Modify the rebuildSourcePVCsByDynamicProvision logic as follows:

First, call setInstanceNodeSelectorForRebuild.

Then, based on the sourcePVC in pvcMap, delete it if it exists.

Finally, call deleteTargetPodForRebuild to delete the Pod.

Set progressDetail.Message = waitingForInstanceReadyMessage.

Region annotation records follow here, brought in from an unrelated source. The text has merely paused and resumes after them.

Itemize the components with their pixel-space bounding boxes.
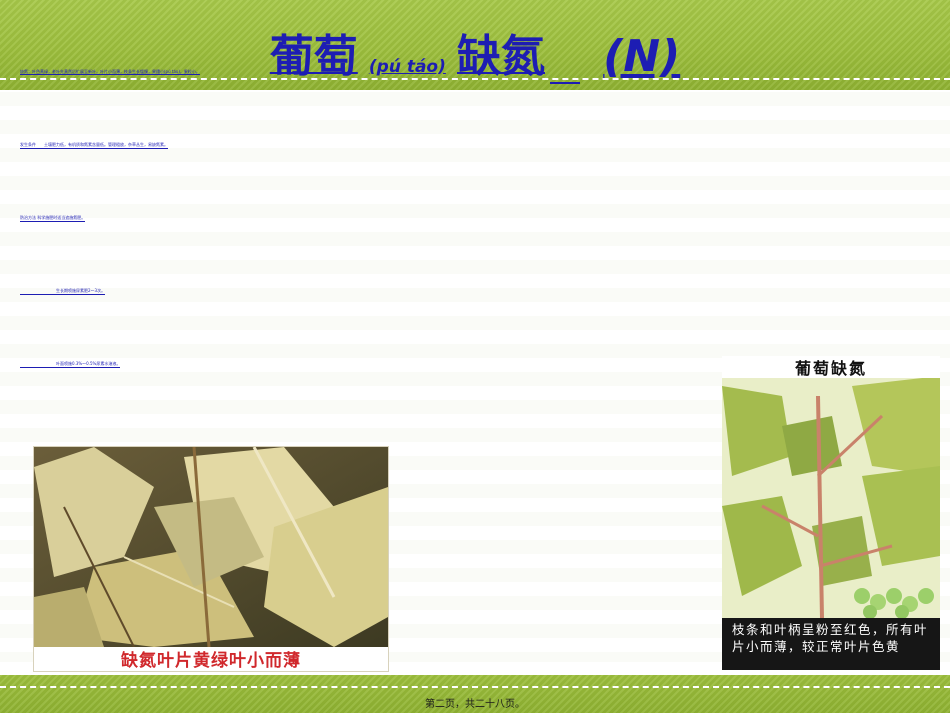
text-line-prevention: 防治方法 科学施肥时适当追施氮肥。 [20,215,86,222]
text-line-foliar: 叶面喷施0.3%～0.5%尿素水溶液。 [20,361,121,368]
header-band: 葡萄 (pú táo) 缺氮 (N) 缺氮：叶色黄绿，老叶先黄然后扩展至新叶，叶… [0,0,950,90]
right-photo-caption: 枝条和叶柄呈粉至红色，所有叶片小而薄，较正常叶片色黄 [722,618,940,670]
footer-dashed-line [0,686,950,688]
page-number-text: 第二页，共二十八页。 [425,699,525,710]
title-element: (N) [603,31,681,82]
right-photo-title: 葡萄缺氮 [722,356,940,378]
photo-grape-branch: 葡萄缺氮 枝条和叶柄呈粉至红色，所有叶片小而薄，较正常叶片色黄 [722,356,940,670]
text-line-conditions: 发生条件 土壤肥力低，有机质和氮素含量低。管理粗放，杂草丛生，易缺氮素。 [20,142,168,149]
left-photo-caption: 缺氮叶片黄绿叶小而薄 [121,650,301,671]
slide-page: 葡萄 (pú táo) 缺氮 (N) 缺氮：叶色黄绿，老叶先黄然后扩展至新叶，叶… [0,0,950,713]
header-dashed-line [0,78,950,80]
text-line-spray-urea: 生长期喷施尿素肥2～3次。 [20,288,106,295]
photo-yellow-leaves: 缺氮叶片黄绿叶小而薄 [33,446,389,672]
footer-band: 第二页，共二十八页。 [0,675,950,713]
subtitle-text: 缺氮：叶色黄绿，老叶先黄然后扩展至新叶，叶片小而薄，枝条生长缓慢，果穗小(pú … [20,69,200,74]
title-deficiency: 缺氮 [456,31,545,82]
leaf-photo-illustration [34,447,388,671]
title-main: 葡萄 [269,31,358,82]
title-pinyin: (pú táo) [368,56,446,77]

Do not change anything else.

[weicao]

Updated in c7f310cc to follow the narrower suggestion.

What changed:

• getPVCMapAndVolumes(..., noBackup=true) now only builds the source PVC map; it does not build helper volumes, volumeMounts, or tmp PVCs.
• rebuildSourcePVCsByDynamicProvision now does only: set node selector -> delete existing source PVCs from pvcMap -> delete target pod -> set progressDetail.Message = waitingForInstanceReadyMessage.
• Removed the extra source-PVC identity / absent-state / dynamic-wait validation logic from the previous patch.
• Backup/helper-PV rebuild path remains unchanged.

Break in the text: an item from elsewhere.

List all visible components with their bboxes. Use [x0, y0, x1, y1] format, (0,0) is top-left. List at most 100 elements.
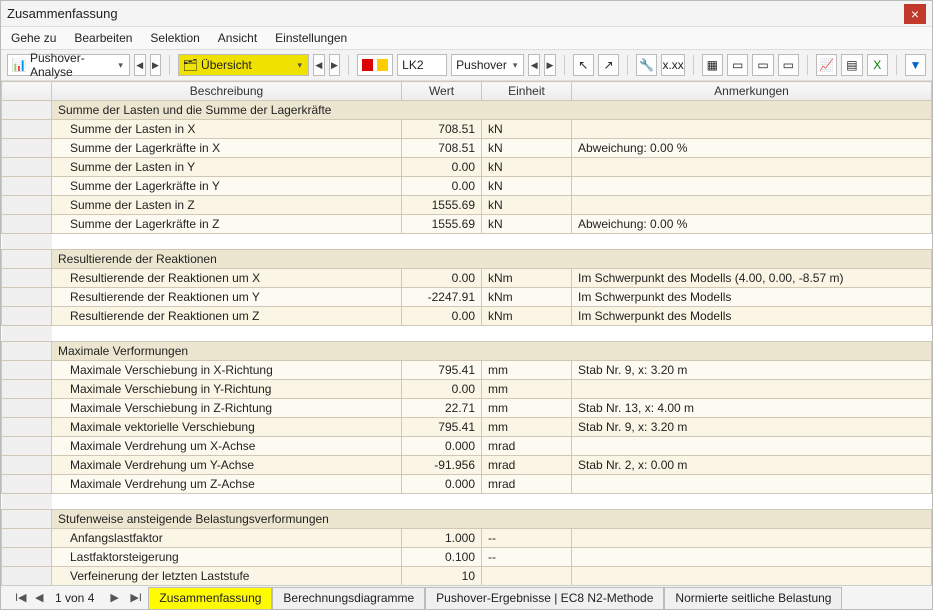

One small guard remains in rebuildInstanceInPlace: after the target pod has been deleted and progress is already waitingForInstanceReadyMessage, a temporary Pod NotFound is treated as waiting instead of returning an error before the replacement pod appears.

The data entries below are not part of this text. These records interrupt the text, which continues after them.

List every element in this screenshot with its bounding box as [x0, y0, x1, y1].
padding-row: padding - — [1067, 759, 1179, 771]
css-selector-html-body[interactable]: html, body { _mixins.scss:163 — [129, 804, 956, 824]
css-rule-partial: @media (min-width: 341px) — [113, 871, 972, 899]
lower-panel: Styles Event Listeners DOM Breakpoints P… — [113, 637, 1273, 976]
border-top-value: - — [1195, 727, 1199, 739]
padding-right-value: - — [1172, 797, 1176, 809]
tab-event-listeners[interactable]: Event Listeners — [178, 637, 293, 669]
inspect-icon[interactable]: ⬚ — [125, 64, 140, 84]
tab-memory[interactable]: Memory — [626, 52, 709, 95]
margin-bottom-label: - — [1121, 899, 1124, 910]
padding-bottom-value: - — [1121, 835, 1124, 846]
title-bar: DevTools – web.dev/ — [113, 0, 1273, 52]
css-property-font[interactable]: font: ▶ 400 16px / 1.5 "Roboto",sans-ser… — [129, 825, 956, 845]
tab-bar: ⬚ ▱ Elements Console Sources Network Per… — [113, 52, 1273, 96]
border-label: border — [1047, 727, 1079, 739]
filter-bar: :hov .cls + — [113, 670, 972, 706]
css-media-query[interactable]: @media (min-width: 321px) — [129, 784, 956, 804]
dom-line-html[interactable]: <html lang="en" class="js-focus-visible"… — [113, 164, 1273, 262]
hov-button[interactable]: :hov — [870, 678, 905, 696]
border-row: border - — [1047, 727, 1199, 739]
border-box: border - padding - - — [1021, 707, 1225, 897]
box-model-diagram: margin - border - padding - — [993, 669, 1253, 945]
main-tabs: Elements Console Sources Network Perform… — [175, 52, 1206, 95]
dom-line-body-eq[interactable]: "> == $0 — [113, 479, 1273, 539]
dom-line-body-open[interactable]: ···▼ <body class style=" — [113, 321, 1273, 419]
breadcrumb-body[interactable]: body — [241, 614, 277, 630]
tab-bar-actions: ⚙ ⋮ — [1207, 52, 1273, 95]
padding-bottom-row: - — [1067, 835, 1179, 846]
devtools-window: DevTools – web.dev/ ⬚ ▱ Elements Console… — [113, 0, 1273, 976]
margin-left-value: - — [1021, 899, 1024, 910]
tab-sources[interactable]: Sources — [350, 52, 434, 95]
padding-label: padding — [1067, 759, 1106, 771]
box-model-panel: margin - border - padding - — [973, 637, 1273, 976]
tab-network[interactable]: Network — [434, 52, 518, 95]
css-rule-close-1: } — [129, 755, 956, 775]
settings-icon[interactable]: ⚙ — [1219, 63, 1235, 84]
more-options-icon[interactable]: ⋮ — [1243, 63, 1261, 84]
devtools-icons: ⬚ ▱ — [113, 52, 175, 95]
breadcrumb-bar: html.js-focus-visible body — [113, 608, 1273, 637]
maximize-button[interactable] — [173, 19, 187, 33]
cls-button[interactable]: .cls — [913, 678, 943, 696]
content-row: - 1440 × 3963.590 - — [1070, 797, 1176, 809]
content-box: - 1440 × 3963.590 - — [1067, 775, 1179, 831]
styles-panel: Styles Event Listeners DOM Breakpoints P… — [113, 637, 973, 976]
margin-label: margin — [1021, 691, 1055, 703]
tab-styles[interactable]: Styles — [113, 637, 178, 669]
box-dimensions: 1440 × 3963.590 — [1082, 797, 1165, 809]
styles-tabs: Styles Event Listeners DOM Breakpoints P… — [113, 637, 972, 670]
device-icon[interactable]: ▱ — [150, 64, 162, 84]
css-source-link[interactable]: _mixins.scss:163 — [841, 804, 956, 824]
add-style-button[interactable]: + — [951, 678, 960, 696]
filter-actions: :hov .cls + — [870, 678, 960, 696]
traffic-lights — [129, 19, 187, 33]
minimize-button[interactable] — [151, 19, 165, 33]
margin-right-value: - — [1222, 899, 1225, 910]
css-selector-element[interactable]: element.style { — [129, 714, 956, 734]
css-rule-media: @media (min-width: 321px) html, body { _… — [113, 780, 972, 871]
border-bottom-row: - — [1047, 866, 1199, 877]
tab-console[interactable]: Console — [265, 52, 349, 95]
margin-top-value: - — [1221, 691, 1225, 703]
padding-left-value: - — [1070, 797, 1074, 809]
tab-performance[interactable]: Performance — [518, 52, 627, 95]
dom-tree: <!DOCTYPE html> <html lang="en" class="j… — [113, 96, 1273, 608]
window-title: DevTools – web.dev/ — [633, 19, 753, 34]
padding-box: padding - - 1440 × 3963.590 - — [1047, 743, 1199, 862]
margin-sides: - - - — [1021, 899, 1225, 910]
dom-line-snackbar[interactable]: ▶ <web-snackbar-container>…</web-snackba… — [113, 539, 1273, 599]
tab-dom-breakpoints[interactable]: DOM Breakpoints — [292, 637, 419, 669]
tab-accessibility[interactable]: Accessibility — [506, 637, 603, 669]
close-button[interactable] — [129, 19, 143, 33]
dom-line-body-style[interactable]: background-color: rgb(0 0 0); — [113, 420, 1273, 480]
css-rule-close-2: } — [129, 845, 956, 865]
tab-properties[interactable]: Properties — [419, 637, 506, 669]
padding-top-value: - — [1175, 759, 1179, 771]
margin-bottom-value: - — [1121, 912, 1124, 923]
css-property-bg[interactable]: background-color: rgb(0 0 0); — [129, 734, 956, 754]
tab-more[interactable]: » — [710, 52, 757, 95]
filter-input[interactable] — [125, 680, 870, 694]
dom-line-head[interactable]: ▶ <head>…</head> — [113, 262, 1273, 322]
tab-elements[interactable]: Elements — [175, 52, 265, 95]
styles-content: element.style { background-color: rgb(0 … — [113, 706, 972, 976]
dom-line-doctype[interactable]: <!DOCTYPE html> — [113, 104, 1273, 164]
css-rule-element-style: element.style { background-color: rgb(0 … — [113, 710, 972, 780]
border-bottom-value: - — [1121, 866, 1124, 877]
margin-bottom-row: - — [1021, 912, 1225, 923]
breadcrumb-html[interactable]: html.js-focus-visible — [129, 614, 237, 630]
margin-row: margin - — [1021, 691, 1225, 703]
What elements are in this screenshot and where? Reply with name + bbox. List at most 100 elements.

Local validation passed on c7f310cc:

• focused no-backup envtest: PASS
• full go test ./pkg/operations -run TestAPIs -count=1: PASS
• go test -c ./pkg/operations: PASS
• git diff --check: PASS

GitHub CI is rerunning on the new head.

[weicao]

Updated in 552efac04 for the two review comments.

Changes:

• Removed the extra target pod lookup in rebuildInstanceInPlace; the target pod is resolved by prepareInplaceRebuildHelper.
• Reused deleteSourcePVCForRebuild in the no-backup dynamic source PVC path and removed the extra dynamic-provision delete helper.
• Updated the no-backup test expectations for the requested delete helper behavior, including the pre-deleting PVC case.

Local validation:

• KUBEBUILDER_ASSETS="/Users/wei/Library/Application Support/io.kubebuilder.envtest/k8s/1.26.1-darwin-arm64" go test ./pkg/operations -run TestAPIs -count=1: PASS
• go test -c ./pkg/operations: PASS
• git diff --check: PASS

GitHub CI is running on the new head.

[wangyelei]

replace deleteSourcePVCForRebuild with

if sourcePVC.DeletionTimestamp == nil {
if err := intctrlutil.BackgroundDeleteObject(cli, reqCtx.Ctx, sourcePVC); err != nil {
return err
}

[weicao]

Updated in b6cfcf24 for the latest review comment.

Changes:

• In the no-backup dynamic PVC path, replaced deleteSourcePVCForRebuild with the requested inline guarded background delete: only call BackgroundDeleteObject when sourcePVC.DeletionTimestamp == nil.
• Updated the no-backup test to verify old source PVCs keep pvc-protection until the workload/test releases them.

Local validation:

• KUBEBUILDER_ASSETS="/Users/wei/Library/Application Support/io.kubebuilder.envtest/k8s/1.26.1-darwin-arm64" go test ./pkg/operations -run TestAPIs -count=1: PASS
• go test -c ./pkg/operations: PASS
• git diff --check: PASS

GitHub CI is running on the new head.